Mittelaltermärkte in rund 28.000 Klein- und Mittelstädten, eine mittlere Positionen bei der Digitalisierung und diverse minderbemittelte Hip-Hop-Künstler mit Endreim-Mängeln: Das ist Deutschland. Zumindest laut Rainald Grebe, der seine Heimat auf Bitten des Goethe-Instituts auch mal im Ausland vertritt. Und wie bei so vielem, was der leidenschaftliche Dadaist und Kabarettist erzählt, mischt sich auch hier Wahrheit und Fiktion, Realität und Wahnsinn. 2016, so die Legende, sei Grebe sogar an die Elfenbeinküste eingeladen worden, wo ihn unter anderem ein afrikanischer Chor mit deutschem Liedgut erwartete. Für seine Vermittlungsarbeit tauchte Grebe daher in die Abgründe der deutschen Seele ein – und präsentiert seine Ergebnisse seit nunmehr drei Jahren in Form seines „Elfenbeinkonzerts“, so wie jetzt auch in der Bonner Oper.

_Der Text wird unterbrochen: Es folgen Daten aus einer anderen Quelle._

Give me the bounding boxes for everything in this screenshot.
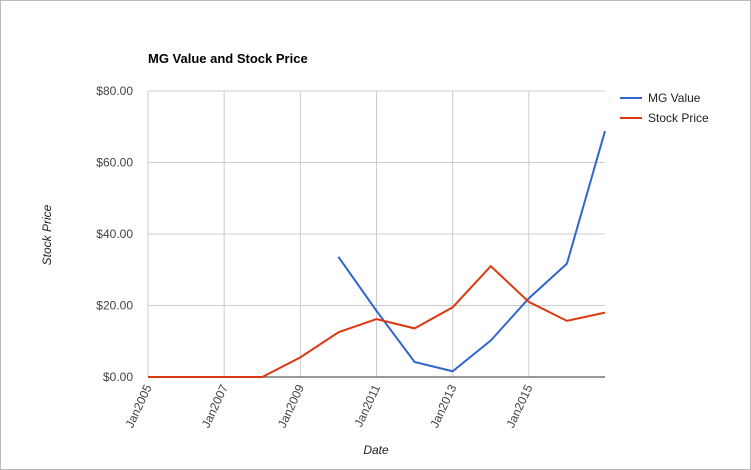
chart-title: MG Value and Stock Price bbox=[148, 51, 308, 66]
y-tick-label: $40.00 bbox=[96, 227, 133, 241]
line-series bbox=[148, 264, 606, 378]
line-series bbox=[337, 130, 606, 373]
y-tick-label: $20.00 bbox=[96, 299, 133, 313]
y-axis-title: Stock Price bbox=[40, 204, 54, 265]
y-tick-label: $80.00 bbox=[96, 84, 133, 98]
legend-label: MG Value bbox=[648, 91, 701, 105]
y-tick-label: $60.00 bbox=[96, 156, 133, 170]
y-tick-label: $0.00 bbox=[103, 370, 133, 384]
x-axis-title: Date bbox=[363, 443, 389, 457]
legend-label: Stock Price bbox=[648, 111, 709, 125]
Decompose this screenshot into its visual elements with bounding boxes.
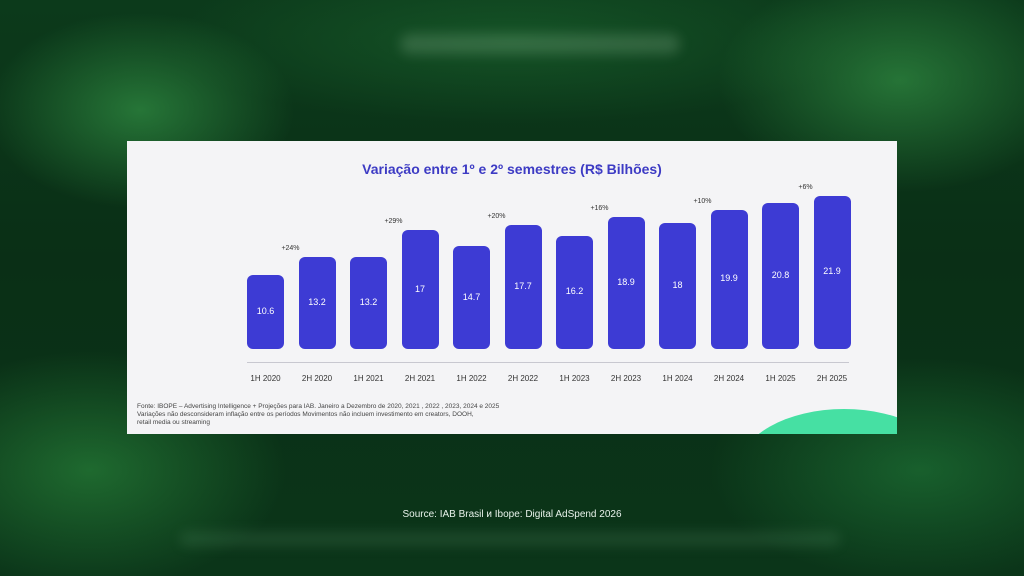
source-note-line-1: Fonte: IBOPE – Advertising Intelligence …	[137, 403, 500, 410]
growth-annotation: +10%	[693, 197, 712, 205]
bar-1h-2025: 20.8	[762, 203, 799, 349]
x-tick-label: 1H 2020	[250, 374, 281, 383]
image-source-caption: Source: IAB Brasil и Ibope: Digital AdSp…	[402, 509, 622, 520]
bar-2h-2021: 17	[401, 230, 439, 349]
x-tick-label: 1H 2021	[353, 374, 384, 383]
x-tick-label: 1H 2023	[559, 374, 590, 383]
chart-title: Variação entre 1º e 2º semestres (R$ Bil…	[362, 161, 662, 177]
bar-value-label: 10.6	[256, 305, 275, 316]
bar-value-label: 18.9	[617, 276, 635, 287]
bar-1h-2020: 10.6	[247, 274, 284, 349]
bar-value-label: 18	[672, 280, 683, 290]
source-note-line-2: Variações não desconsideram inflação ent…	[137, 411, 474, 418]
bar-value-label: 19.9	[720, 273, 738, 284]
growth-annotation: +29%	[384, 218, 403, 225]
bar-1h-2024: 18	[659, 223, 696, 349]
bar-2h-2024: 19.9	[710, 209, 748, 349]
x-tick-label: 2H 2023	[610, 374, 642, 383]
growth-annotation: +24%	[281, 244, 300, 252]
bar-2h-2023: 18.9	[607, 216, 645, 349]
x-tick-label: 1H 2025	[765, 374, 796, 383]
chart-baseline	[247, 362, 849, 363]
bar-value-label: 17	[414, 283, 425, 294]
bar-value-label: 17.7	[514, 281, 532, 292]
background-blurred-footer	[180, 532, 840, 546]
bar-2h-2020: 13.2	[298, 256, 336, 349]
source-note-line-3: retail media ou streaming	[137, 419, 210, 426]
bar-1h-2021: 13.2	[350, 256, 387, 349]
x-tick-label: 1H 2022	[456, 374, 487, 383]
x-tick-label: 2H 2024	[713, 374, 745, 383]
bar-value-label: 13.2	[308, 296, 326, 307]
bar-2h-2022: 17.7	[504, 225, 542, 349]
x-tick-label: 1H 2024	[662, 374, 693, 383]
bar-value-label: 13.2	[359, 296, 378, 307]
bar-1h-2023: 16.2	[556, 235, 593, 349]
x-tick-label: 2H 2025	[816, 374, 848, 383]
bar-2h-2025: 21.9	[813, 195, 851, 349]
bar-value-label: 16.2	[565, 286, 584, 297]
growth-annotation: +16%	[590, 204, 609, 212]
x-tick-label: 2H 2020	[301, 374, 333, 383]
x-tick-label: 2H 2021	[404, 374, 436, 383]
bar-1h-2022: 14.7	[453, 246, 490, 349]
bar-value-label: 20.8	[771, 270, 790, 281]
x-tick-label: 2H 2022	[507, 374, 539, 383]
background-blurred-heading	[400, 34, 680, 54]
bar-value-label: 14.7	[462, 291, 481, 302]
bar-value-label: 21.9	[823, 266, 841, 277]
growth-annotation: +6%	[798, 183, 813, 191]
accent-shape	[739, 409, 897, 434]
growth-annotation: +20%	[487, 213, 506, 221]
chart-card: Variação entre 1º e 2º semestres (R$ Bil…	[127, 141, 897, 434]
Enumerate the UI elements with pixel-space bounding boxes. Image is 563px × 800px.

Der Nonsens, den der 48-Jährige auf der Bühne sonst so konsequent pflegt, ist in diesem Fall mehr als einmal nur Mittel zum Zweck beziehungsweise die Form, in die Grebe seine nur auf den ersten
Blick absurden Analysen gießt. Nur zu gerne hält er dem Volk den Spiegel vor, regt sich über pathetische, austauschbare oder auch schlichtweg peinliche Städte-Slogans auf („Konstanz – die Stadt
am H2O“; übrigens eine Werbung von 2009) oder analysiert Hip-Hop-Titel auf ihre Endreim-Reinheit, die irgendwo zwischen „Die Da“ und „Ahnma“ aufgegeben worden ist. Eine saubere, elegante,
eloquente Sprache ist so hinweggerafft worden – was für den Poesie-Gladiator Grebe umso schlimmer ist, als er den Hip Hop als neue deutsche Volksmusik ausgemacht hat, die seit der Zeit von Run
DMC und Public Enemy ganze Generationen geprägt hat und heutzutage populärer ist als jedes andere Genre. Zumindest deuten die Verkaufszahlen darauf hin. Und die lügen schließlich nicht.

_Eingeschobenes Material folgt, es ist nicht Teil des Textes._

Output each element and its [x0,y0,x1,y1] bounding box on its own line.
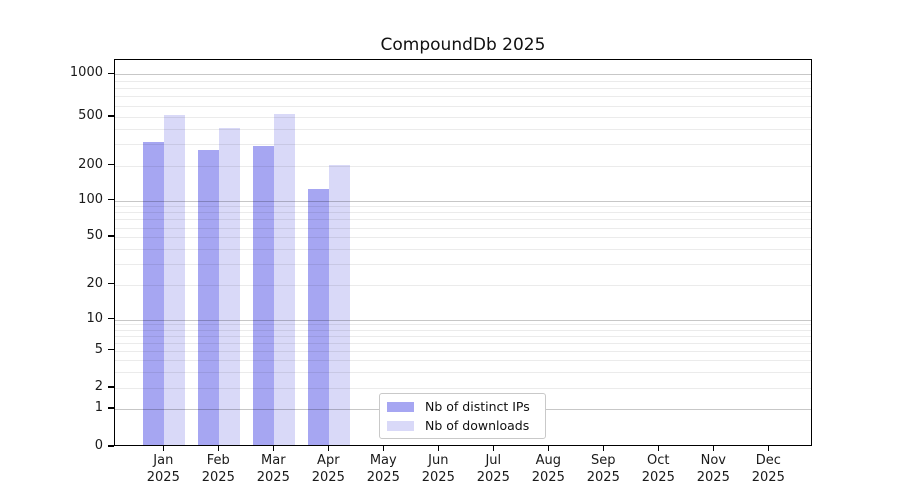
gridline-40 [115,248,811,250]
x-tick-dec [767,446,770,451]
bar-mar-nb-of-downloads [274,114,296,445]
y-tick-100 [108,198,114,201]
gridline-900 [115,80,811,82]
y-tick-200 [108,163,114,166]
y-tick-label-50: 50 [86,228,103,244]
y-tick-label-2: 2 [94,379,103,395]
y-tick-label-200: 200 [78,156,103,172]
gridline-80 [115,212,811,214]
y-tick-label-10: 10 [86,310,103,326]
y-tick-5 [108,348,114,351]
y-tick-label-1000: 1000 [69,65,103,81]
gridline-400 [115,128,811,130]
gridline-8 [115,329,811,331]
y-tick-1 [108,407,114,409]
x-tick-sep [602,446,605,451]
x-tick-oct [657,446,660,451]
gridline-6 [115,342,811,344]
y-tick-1000 [108,72,114,75]
x-tick-label-jul: Jul 2025 [476,453,510,485]
x-tick-label-nov: Nov 2025 [696,453,730,485]
gridline-700 [115,96,811,98]
y-tick-2 [108,386,114,388]
gridline-9 [115,324,811,326]
y-tick-20 [108,282,114,285]
gridline-100 [115,200,811,202]
x-tick-jan [162,446,165,451]
gridline-50 [115,237,811,239]
legend: Nb of distinct IPs Nb of downloads [379,393,546,439]
x-tick-label-jun: Jun 2025 [421,453,455,485]
legend-swatch-distinct-ips-icon [387,401,414,412]
bar-jan-nb-of-downloads [164,114,186,445]
x-tick-label-sep: Sep 2025 [586,453,620,485]
x-tick-mar [272,446,275,451]
legend-swatch-downloads-icon [387,420,414,431]
bar-apr-nb-of-downloads [329,164,351,445]
bar-jan-nb-of-distinct-ips [143,142,165,445]
gridline-60 [115,227,811,229]
legend-label-downloads: Nb of downloads [425,417,530,433]
bar-mar-nb-of-distinct-ips [253,145,275,445]
y-tick-label-5: 5 [94,341,103,357]
gridline-3 [115,371,811,373]
x-tick-label-may: May 2025 [366,453,400,485]
y-tick-10 [108,317,114,320]
x-tick-label-feb: Feb 2025 [201,453,235,485]
x-tick-label-oct: Oct 2025 [641,453,675,485]
gridline-5 [115,350,811,352]
y-tick-label-500: 500 [78,107,103,123]
gridline-500 [115,116,811,118]
x-tick-may [382,446,385,451]
bar-apr-nb-of-distinct-ips [308,188,330,445]
y-tick-label-100: 100 [78,191,103,207]
x-tick-label-apr: Apr 2025 [311,453,345,485]
y-tick-label-20: 20 [86,275,103,291]
gridline-1000 [115,74,811,76]
bar-feb-nb-of-distinct-ips [198,149,220,445]
chart-title: CompoundDb 2025 [380,35,546,55]
gridline-600 [115,105,811,107]
y-tick-label-0: 0 [94,438,103,453]
plot-area: Nb of distinct IPs Nb of downloads [114,59,812,446]
x-tick-aug [547,446,550,451]
gridline-300 [115,144,811,145]
bar-feb-nb-of-downloads [219,128,241,445]
gridline-4 [115,359,811,361]
gridline-7 [115,335,811,337]
gridline-20 [115,284,811,286]
legend-item-downloads: Nb of downloads [387,417,538,433]
x-tick-label-aug: Aug 2025 [531,453,565,485]
legend-label-distinct-ips: Nb of distinct IPs [425,398,530,414]
x-tick-feb [217,446,220,451]
x-tick-jun [437,446,440,451]
gridline-800 [115,87,811,89]
y-tick-50 [108,235,114,237]
y-tick-label-1: 1 [94,399,103,415]
x-tick-nov [712,446,715,451]
x-tick-label-mar: Mar 2025 [256,453,290,485]
gridline-2 [115,388,811,390]
gridline-30 [115,263,811,265]
x-tick-label-jan: Jan 2025 [146,453,180,485]
y-tick-500 [108,115,114,117]
gridline-70 [115,219,811,221]
gridline-10 [115,319,811,321]
gridline-200 [115,165,811,167]
x-tick-label-dec: Dec 2025 [751,453,785,485]
legend-item-distinct-ips: Nb of distinct IPs [387,398,538,414]
x-tick-jul [492,446,495,451]
x-tick-apr [327,446,330,451]
y-tick-0 [108,445,114,447]
gridline-90 [115,206,811,208]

Nebenbei setzt Grebe sich auch mit der Digitalisierung auseinander. Sein eigenes mobiles Endgerät im Koffer-Format berät ihn immer wieder hinsichtlich der Wünsche seiner Kunden, gibt Liedlängen
an und ermöglicht auch die Kontrolle der Saal-Technik – zumindest angeblich. So ganz ausgereift ist dieser Ansatz aber noch nicht, so dass Tontechniker Franz doch seinen Job behalten und seinen
Herrn und Meister auf der Bühne fröhlich einnebeln kann. Der kommentiert derweil ekstatisch eine Runde Robo-Fußball (herrlich!) und erklärt Apps wie Snapchat und Musical.ly, die für die jungen
Generationen der neueste Schrei sind und an denen Grebe konsequent versagt.

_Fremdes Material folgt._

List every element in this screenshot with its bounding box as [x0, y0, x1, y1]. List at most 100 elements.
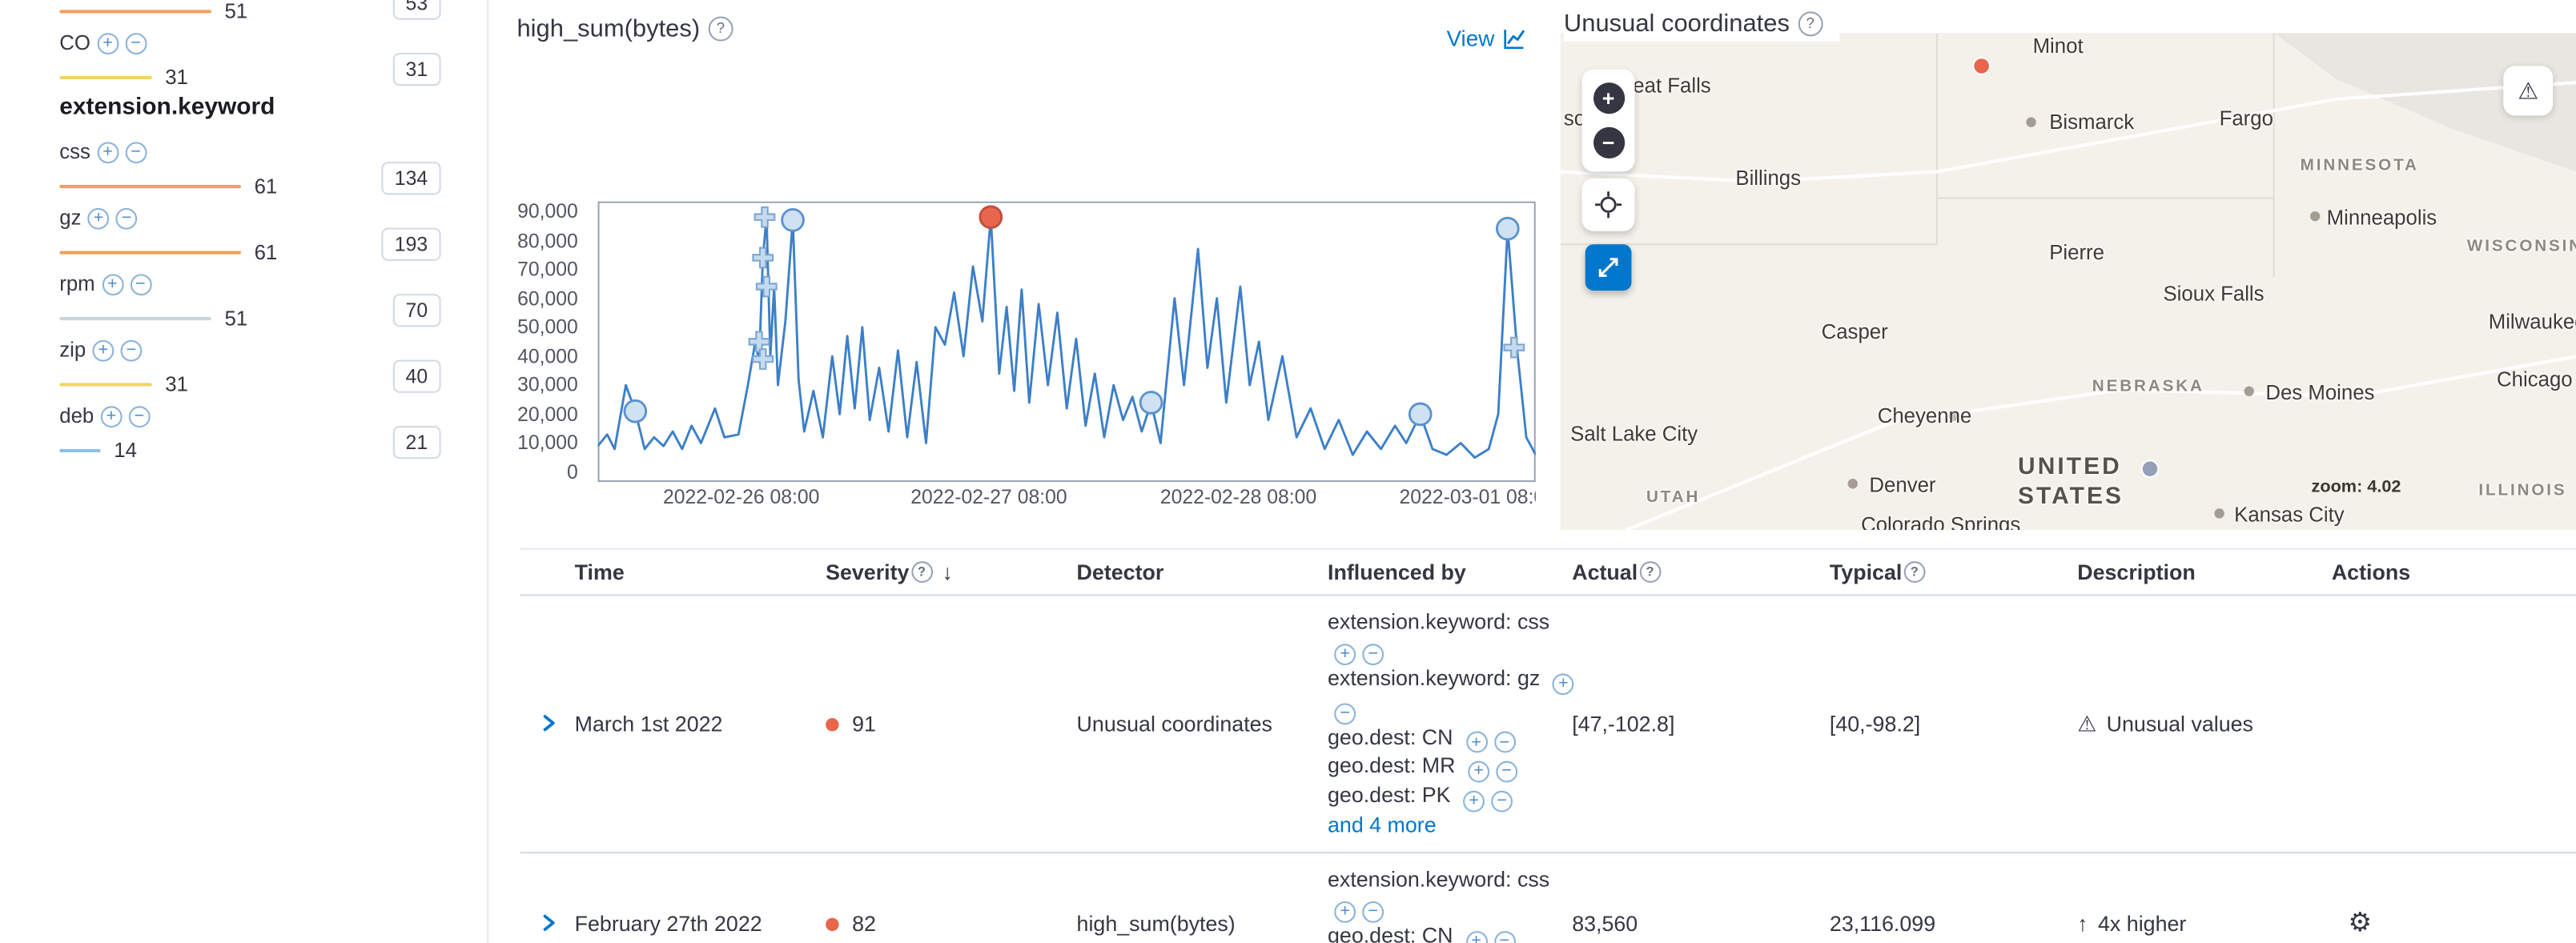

Ein wenig oberlehrerhaft wirkt Rainald Gebe in diesen Momenten dennoch. Für Dada ist da kein Platz, „Tuffm“ oder ähnliche Ausbrüche fehlen leider völlig. Wie auch, wenn ein Künstler heutzutage
die Mitte zusammenhalten muss, damit die nicht aus Verzweiflung oder Langeweile an die politischen Ränder driftet. Da ist exzentrisches und schrilles Gehabe nicht angebracht. Schade. Stattdessen
ist Aufklärung angesagt. Etwa über Endreime, Religion, Kolonialismus und die unterschiedlichen Varianten des Struwwelpeters, von der gynäkologischen Ausgabe von 1884 über Struwwelhitler bis hin
zum Struwwel-Vader. Auch dem Begriff des Volkslieds spürt er nach, von Herder über Goethe bis zu den Brüdern Grimm und Komponisten wie Schumann. Grebe will daran mit der Musik der Gegenwart
anknüpfen, lässt zu „Palmöl aus Malmö“ die Hände wippen und hat doch mehr Erfolg mit Hymnen wie „Brandenburg“. Das Publikum zeigt sich davon denn auch begeistert und feiert Rainald Grebe für
seine Didaktik ebenso wie für seinen Nonsens mit tosendem Applaus.